- Associated Press - Tuesday, May 20, 2014

NASHVILLE, Tenn. (AP) - U.S. Education Secretary Arne Duncan said Tuesday that 60 years after segregation was outlawed in public schools, civil rights still remains a critical issue in education.

Duncan referenced the landmark Brown vs. Board of Education decision during a speech to a group of education writers at Vanderbilt University, one of three stops he made in Nashville. Earlier, he attended a town hall discussion at a local charter school, and wrapped up his visit with a round table discussion with education officials and teachers.

During his speech, Duncan noted the achievement gaps between affluent and poor students, and what he called so-called opportunity gaps in that “all families” don’t have access to high-quality, early-learning initiatives.

“While Brown struck down de jure segregation as unconstitutional, de facto school segregation has worsened in many respects in the last two decades,” he said. “When children aren’t getting the full benefit of educational technology because of their income or zip code, it’s an injustice.”

Duncan urged education writers to use civil rights data recently released by the Education Department when reporting stories on educational equity. For instance, he said the data released in March showed disparity in the access to science, technology, engineering and math courses, as well as advance placement classes.

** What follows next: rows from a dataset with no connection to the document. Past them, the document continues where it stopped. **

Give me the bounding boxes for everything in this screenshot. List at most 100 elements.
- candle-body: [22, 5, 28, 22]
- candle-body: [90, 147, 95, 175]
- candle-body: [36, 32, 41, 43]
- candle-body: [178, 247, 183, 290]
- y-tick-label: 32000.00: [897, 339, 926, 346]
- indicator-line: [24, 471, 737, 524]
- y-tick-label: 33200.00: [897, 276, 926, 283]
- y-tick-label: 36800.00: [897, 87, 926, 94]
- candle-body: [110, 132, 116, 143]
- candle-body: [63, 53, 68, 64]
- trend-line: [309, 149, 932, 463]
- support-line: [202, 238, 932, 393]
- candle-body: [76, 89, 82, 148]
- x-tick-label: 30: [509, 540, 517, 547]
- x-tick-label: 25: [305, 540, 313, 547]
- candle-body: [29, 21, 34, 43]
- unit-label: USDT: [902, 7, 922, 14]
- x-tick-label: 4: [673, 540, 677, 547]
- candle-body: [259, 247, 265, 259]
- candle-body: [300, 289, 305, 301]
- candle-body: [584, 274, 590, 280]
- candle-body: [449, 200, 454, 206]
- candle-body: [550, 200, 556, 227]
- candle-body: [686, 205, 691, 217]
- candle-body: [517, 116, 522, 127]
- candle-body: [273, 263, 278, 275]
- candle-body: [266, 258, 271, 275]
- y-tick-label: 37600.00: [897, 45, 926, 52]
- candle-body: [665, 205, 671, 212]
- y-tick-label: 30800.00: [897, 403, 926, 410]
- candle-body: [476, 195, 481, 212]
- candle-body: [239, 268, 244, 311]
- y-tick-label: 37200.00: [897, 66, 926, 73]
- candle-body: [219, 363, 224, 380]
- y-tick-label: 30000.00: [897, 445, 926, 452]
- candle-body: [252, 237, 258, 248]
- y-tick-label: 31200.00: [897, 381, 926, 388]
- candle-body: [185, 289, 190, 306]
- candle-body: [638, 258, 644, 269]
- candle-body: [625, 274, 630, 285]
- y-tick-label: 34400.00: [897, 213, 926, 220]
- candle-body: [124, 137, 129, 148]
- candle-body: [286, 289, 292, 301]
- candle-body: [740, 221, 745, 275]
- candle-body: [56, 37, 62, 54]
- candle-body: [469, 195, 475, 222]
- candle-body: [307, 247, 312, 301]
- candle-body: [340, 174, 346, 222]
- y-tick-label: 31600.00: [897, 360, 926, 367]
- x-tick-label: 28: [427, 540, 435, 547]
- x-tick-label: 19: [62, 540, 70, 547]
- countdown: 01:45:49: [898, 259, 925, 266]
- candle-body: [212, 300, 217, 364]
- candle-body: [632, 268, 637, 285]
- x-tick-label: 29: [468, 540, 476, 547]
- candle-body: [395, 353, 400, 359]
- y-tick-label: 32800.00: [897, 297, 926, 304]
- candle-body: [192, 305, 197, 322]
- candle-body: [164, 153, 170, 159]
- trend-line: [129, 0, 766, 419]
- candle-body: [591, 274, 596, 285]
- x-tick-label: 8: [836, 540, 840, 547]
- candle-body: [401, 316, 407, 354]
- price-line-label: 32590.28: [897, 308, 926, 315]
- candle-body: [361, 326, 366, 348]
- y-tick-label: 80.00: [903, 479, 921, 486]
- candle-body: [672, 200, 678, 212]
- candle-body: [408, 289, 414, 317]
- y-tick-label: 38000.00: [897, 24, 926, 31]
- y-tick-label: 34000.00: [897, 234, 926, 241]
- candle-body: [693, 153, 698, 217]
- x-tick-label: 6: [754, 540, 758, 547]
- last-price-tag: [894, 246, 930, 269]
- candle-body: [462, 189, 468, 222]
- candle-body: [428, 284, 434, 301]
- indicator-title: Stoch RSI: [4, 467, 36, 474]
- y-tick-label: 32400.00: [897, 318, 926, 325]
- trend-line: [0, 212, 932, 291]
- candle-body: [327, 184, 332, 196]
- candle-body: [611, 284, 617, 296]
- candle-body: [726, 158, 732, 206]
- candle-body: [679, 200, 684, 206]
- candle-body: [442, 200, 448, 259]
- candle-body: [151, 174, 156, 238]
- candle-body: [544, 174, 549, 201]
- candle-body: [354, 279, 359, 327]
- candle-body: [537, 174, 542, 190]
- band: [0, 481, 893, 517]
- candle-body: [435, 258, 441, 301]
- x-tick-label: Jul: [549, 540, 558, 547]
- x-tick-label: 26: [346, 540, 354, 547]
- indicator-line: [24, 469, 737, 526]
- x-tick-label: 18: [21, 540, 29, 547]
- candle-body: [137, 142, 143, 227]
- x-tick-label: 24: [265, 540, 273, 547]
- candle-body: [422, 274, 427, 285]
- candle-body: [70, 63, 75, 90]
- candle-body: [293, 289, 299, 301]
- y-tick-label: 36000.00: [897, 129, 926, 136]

Black and Hispanic students account for close to 40 percent of high school students, but constitute just a quarter of students taking AP courses and exams, and only 20 percent of enrollment in calculus classes, according to the results.

“The bottom line is that students of color, students with disabilities, and English learners don’t get the same opportunity as their white and Asian-American peers to take the math and science courses that figure importantly in preparing for careers and college,” Duncan said.

He also said states need to continue education reforms, like implementation of Common Core education standards, which are intended to provide students with the critical thinking, problem solving and writing skills needed for college and the workforce.

He once again lauded Tennessee as a state that’s been courageous in its reforms, despite pushback.

Tennessee and Delaware were the first two states to win the $500 million Race to the Top competition in 2010. Last year, results from the National Assessment of Educational Progress, or NAEP, showed Tennessee students leading the nation in academic improvement.

However, the state has been heavily criticized for some of its reforms, such as tying student performance on standardized test scores to teacher licensing.

And during the last legislative session, lawmakers voted to delay the testing component associated with Common Core for one year. Republican Gov. Bill Haslam reluctantly signed the measure into law last week.

Duncan told reporters after his town hall meeting earlier Tuesday that the pushback is not surprising.

“Anytime you challenge the status quo, there’s going to be pushback,” he said.

Henry Bradford, a math teacher at Brick Church College Prep where the town hall meeting was held, said students need reforms like Common Core to be globally competitive.

“We’re in a global society, and they’re going to be increasingly demanded to be able to communicate and to work with others,” he said. “They need to learn skills … that’s going to give them the chance to go compete for those jobs that other countries and other places may be getting.”